A Repsol spokesman said the first drilling would be in the east Libyan desert and added that production was now close to the 350,000 barrel per day it was pumping before the war.
While the Opec country has impressed analysts by ramping up production more quickly than expected to around 1.6 million barrels per day, it has so far had only limited success in luring back security-conscious foreign firms to explore. This is despite its 47 billion barrels in proven crude oil reserves.
A deadly attack on the US consulate in the eastern city of Benghazi in September is widely seen as acting as a further deterrent, especially for US oil firms.
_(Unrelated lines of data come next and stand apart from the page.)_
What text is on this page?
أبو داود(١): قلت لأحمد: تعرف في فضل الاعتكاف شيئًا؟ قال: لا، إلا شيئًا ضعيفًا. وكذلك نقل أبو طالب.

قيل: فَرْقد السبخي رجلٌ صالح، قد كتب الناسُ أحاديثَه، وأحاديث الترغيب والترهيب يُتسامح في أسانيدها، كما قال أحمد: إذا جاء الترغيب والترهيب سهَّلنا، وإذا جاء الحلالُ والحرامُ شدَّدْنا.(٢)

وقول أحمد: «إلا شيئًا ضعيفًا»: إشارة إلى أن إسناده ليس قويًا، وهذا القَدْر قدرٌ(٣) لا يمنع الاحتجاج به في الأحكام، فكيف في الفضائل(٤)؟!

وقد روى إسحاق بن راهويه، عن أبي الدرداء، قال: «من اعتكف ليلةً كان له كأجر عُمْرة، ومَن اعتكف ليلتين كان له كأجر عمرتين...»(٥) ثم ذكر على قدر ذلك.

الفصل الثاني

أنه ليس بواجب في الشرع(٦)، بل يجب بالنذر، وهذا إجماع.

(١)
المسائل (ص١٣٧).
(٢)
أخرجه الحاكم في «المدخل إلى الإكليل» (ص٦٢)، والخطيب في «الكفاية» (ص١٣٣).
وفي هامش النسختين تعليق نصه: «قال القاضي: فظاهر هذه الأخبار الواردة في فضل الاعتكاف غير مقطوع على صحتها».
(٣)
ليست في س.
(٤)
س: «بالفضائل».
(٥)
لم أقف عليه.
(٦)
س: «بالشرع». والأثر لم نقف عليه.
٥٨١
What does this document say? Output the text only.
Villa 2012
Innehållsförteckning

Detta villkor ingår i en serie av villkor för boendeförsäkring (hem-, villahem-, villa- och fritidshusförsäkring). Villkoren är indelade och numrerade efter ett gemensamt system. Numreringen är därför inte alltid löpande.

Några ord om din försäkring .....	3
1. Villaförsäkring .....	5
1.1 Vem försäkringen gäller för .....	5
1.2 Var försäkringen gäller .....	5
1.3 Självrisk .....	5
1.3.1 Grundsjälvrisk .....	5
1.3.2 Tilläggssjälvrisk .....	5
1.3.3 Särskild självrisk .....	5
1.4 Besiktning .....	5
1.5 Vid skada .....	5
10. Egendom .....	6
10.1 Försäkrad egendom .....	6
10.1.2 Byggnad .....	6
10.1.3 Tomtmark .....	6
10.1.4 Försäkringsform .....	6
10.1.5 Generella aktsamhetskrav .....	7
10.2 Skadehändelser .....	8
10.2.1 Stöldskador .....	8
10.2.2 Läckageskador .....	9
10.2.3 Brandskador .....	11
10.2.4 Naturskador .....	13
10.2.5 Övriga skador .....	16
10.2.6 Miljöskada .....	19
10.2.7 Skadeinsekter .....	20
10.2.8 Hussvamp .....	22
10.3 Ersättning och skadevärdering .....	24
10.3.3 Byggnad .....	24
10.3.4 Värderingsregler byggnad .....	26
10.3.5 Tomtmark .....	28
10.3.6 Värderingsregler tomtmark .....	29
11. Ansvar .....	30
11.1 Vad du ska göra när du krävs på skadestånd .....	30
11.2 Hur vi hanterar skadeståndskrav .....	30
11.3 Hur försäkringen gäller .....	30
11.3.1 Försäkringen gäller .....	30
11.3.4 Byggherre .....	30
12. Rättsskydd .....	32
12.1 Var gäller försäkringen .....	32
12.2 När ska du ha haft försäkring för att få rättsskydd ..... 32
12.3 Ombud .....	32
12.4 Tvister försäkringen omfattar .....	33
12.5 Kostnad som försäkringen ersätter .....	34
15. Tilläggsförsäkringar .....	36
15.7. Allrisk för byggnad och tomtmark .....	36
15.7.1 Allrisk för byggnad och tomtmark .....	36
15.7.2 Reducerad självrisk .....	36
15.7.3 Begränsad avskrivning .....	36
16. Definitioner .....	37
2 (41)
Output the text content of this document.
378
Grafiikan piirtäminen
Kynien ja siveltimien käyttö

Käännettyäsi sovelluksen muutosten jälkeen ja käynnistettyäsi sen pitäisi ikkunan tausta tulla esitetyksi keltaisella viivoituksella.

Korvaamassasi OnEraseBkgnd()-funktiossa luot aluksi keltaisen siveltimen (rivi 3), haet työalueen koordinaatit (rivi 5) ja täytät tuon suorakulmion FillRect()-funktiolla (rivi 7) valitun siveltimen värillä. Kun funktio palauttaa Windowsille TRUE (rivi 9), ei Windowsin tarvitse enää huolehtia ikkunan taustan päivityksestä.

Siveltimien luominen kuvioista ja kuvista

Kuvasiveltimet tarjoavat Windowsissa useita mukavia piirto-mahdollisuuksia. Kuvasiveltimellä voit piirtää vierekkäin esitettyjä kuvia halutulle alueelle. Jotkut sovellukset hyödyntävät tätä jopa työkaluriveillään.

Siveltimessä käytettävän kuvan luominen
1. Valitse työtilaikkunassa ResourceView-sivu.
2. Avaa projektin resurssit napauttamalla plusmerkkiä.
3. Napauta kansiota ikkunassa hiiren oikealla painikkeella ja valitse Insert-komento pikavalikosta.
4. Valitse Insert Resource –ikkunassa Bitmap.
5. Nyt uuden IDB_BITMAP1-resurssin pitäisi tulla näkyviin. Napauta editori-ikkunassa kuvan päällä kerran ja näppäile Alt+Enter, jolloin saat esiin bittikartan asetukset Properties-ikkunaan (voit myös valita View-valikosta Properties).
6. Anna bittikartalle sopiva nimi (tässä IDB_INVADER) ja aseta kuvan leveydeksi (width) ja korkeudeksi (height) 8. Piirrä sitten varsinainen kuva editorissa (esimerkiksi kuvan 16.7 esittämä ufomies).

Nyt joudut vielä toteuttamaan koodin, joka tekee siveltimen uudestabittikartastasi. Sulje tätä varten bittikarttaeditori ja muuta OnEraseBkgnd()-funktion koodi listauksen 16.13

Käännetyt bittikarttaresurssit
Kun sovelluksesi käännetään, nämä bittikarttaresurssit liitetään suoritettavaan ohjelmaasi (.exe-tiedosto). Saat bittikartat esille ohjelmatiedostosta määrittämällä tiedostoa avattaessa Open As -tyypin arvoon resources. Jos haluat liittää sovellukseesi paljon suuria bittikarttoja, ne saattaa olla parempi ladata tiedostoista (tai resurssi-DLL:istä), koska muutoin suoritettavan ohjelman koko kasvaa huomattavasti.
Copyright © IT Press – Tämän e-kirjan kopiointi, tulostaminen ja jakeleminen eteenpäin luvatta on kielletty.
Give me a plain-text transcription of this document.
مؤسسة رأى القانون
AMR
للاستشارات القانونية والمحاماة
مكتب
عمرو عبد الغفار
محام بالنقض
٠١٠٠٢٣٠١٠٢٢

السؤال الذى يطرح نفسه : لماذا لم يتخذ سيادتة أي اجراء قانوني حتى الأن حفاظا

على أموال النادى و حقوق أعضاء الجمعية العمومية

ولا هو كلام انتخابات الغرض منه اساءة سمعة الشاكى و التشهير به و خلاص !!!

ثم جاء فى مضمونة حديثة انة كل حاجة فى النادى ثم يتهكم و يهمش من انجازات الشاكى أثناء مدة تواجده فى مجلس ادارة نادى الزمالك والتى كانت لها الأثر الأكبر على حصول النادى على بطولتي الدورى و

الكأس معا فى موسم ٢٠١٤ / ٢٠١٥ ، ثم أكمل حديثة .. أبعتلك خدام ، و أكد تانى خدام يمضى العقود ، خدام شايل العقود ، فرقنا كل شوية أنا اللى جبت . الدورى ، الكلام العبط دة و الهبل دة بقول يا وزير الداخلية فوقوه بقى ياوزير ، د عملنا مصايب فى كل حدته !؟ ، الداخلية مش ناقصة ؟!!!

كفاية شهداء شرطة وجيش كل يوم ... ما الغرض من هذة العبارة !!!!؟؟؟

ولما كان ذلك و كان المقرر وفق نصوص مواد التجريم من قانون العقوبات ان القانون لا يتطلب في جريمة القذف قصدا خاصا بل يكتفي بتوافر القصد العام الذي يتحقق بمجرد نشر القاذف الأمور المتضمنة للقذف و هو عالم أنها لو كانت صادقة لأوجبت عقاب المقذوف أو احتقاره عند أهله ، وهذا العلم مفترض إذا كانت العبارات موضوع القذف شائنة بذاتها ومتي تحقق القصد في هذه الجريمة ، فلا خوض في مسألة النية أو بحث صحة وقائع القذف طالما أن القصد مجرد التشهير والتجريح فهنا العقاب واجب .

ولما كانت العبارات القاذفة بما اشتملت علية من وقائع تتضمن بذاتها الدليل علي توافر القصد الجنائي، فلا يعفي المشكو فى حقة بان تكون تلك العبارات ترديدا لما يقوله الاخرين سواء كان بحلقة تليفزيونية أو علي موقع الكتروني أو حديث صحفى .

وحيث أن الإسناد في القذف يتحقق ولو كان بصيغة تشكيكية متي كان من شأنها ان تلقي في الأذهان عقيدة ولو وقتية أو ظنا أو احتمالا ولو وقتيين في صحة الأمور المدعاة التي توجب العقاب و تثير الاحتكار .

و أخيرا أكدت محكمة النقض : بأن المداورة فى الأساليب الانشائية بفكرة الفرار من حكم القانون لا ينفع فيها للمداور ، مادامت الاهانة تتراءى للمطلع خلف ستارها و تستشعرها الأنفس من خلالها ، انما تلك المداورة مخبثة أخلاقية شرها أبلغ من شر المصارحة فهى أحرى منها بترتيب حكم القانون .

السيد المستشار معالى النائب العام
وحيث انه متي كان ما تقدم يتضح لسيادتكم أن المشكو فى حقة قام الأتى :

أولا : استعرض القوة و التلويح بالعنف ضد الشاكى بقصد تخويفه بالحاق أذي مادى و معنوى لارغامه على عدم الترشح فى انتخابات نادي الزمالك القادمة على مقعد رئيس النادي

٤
The relative caution of international oil firms contrasts with the speed with which Libyan oil workers resumed work, sometimes even before the end of the conflict. The slow return of companies could hamper the ability of Africa’s third largest oil producer to raise future output, according to the Chairman of Zueitina Oil company which works alongside US firm Occidental Petroleum Corp.
“Some of them have lifted their force majeures but when it comes to actual work we have heard nothing,” said Abdul Nasser Fituri Zammit, adding that the absence of construction and oil services companies was slowing down projects.
Libyan oil executives are hoping the Repsol decision as well as a commitment by BP to resume exploration will encourage others to return.
“Exploration is still much less than before war. I hope the companies will be back early next year. Now it’s being done by (Algeria’s) Sonatrach and NOC,” said a source in the Libyan oil ministry.